QING PING

FOUR POEMS


translated by Samantha Toh

 

Glittering Dust

Glittering dust shivering fingernails
cloak the sturdy body in the night
mid-air dissolving the human form.
A statue, like an outline that will never reveal itself,
wears away past the limited window of my vision,
with all its might, for my soft, wrinkled eyes.
The east and west side’s photons are cute.
Floating coils of wire are about to take the stage.
In another pavilion’s colourful walkway,
the night rolls downward,
bundling the loose fingernails into its motor.
The pretty man and woman rise and bow,
depart for a faraway, imposing marsh,
stuff their welcomed unknowns into
an expensive, hardwood cuckoo clock.
Ha, the world’s bell tolls,
not a single fingernail can keep from listening.


Early Summer Poem

A country enters early summer,
like the unruly, disparate masses.
On the banks of countless rivers,
the sweltering military camps, like earthworms,
take most of the year to take stock of their shit.
Life relies on this strange planet’s craters, its arms outstretched,
taking some plants, taking some animals,
even taking a few crafts from skulls, big and small.
There is no change of heart in the air of May
beyond the splendid stream of bacteria
beyond a vast and empty burial.
These are not the two sides of the gorge: aesthetics, economics,
from which elated apes roll down their logs...
—or maybe there is only one, busy on both sides,
but his mind, filled with the madness of two million years,
transfigures itself upon this cosmos-enveloped bullet.


Winds From Many Years Ago

The winds of many years ago have grown in strength.
So much rain has fallen, though not yet in torrents.
The scenes I see will never, in my iris,
turn into another sliver of screen,
split into three mysterious plains of grass,
and after the storm, send forth a cruel streak of rainbow.
Everything wants to vanish before it appears,
in the few hundred years it takes the golden eagle to skim across my mind and back.
After the movie, midnight wraps around my back,
dispels the chill into the gods’ final battle, one that may never come.
In the meeting room the size of a basketball court
jostling human heads queue to enter my dreams.

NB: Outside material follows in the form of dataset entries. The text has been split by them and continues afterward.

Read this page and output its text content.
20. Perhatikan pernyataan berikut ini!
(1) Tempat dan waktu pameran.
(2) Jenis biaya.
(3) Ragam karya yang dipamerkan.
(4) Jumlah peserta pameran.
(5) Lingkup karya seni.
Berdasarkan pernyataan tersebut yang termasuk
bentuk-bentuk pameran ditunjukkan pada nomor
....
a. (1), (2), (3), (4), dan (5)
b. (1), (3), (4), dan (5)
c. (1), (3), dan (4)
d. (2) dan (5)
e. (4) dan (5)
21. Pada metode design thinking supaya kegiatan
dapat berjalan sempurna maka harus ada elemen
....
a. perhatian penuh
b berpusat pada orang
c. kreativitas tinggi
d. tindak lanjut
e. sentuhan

The Designer (For Juan Juan)

The water lilies are still on the train,
hiding like a milkmaid from the forest’s eagles.
Something’s just gone wrong with a distant water body:
the angle doesn’t suit its pitiful reflection;
all anguish throws open its arms
with the designer’s every stride,
the way clouds can never be cotton.
Yet even without the water lilies,
the flower garden must appear before the circus does;
the orchid cactus, the spurge, that enrage the designer,
the stupidly twitching salamanders and water snakes,
must all, for a gun that does not belong only to the designer, 
do what they can to silence a shot.
This is before the train pulls into the station, the night
when the setting sun hurries home to catch sight
of tomorrow’s timesheet, and if there is another source of light
to help him set the swaying designer’s pond alight.

author’s note

 

These poems, such as “Glittering Dust” are, to speak generally, poems contemplating the era. But different poems have different directions of time, different contact with space, and different structures in which rhetoric and fantasy reinforce or weaken one another. An “era” in a poem simultaneously contains the future, past, and present—their binds either lax or intimate, it’s not important. What’s important is how the poem is manifested through the transformation of an imagined language, speech, and tone. The poetic era is much more expansive than the existing, unambiguous definition of “era”.

As translator, I’m supposed to give my audience an understanding that would otherwise be unknowable, but Qing Ping, in the original Chinese, is already unknowable. He doesn’t seem content with narration, but is, instead, what I’d call an atmospheric poet. His poems are a series of images, screens through which he wants readers to look, and—one imagines—derive meaning. But the images, not always in themselves clear, simultaneously create an otherworldliness, a haunting, a dystopia… and a suspicion that the only person in the world meant to truly understand the poem is Qing Ping himself. What are the “fingernails” Qing Ping refers to to Glittering Dust, and why is there a “motor,” a “floating coil”? What does the “golden eagle” refer to in Winds From Many Years Ago, or “the meeting room the size of a basketball court”? 

At the start of the process, I spoke to Qing Ping to understand his thinking and approach. I wanted answers to all these questions. But I realised soon after if I told the little voice in my head that demands constant clarity to shut up for a moment, it was possible to enjoy Qing Ping for his images. They were powering the poetry. In the process of letting go, my faithful translation -- with just a rough understanding of Qing Ping’s intentions -- depended much on a leap of faith. Sometimes conversational, sometimes poetic, sometimes downright hazy, the poems, like in Qing Ping’s own Winds From Many Years Ago, vanished before they appeared. I just captured, screaming the whole time, the sliver I could see of his dreams.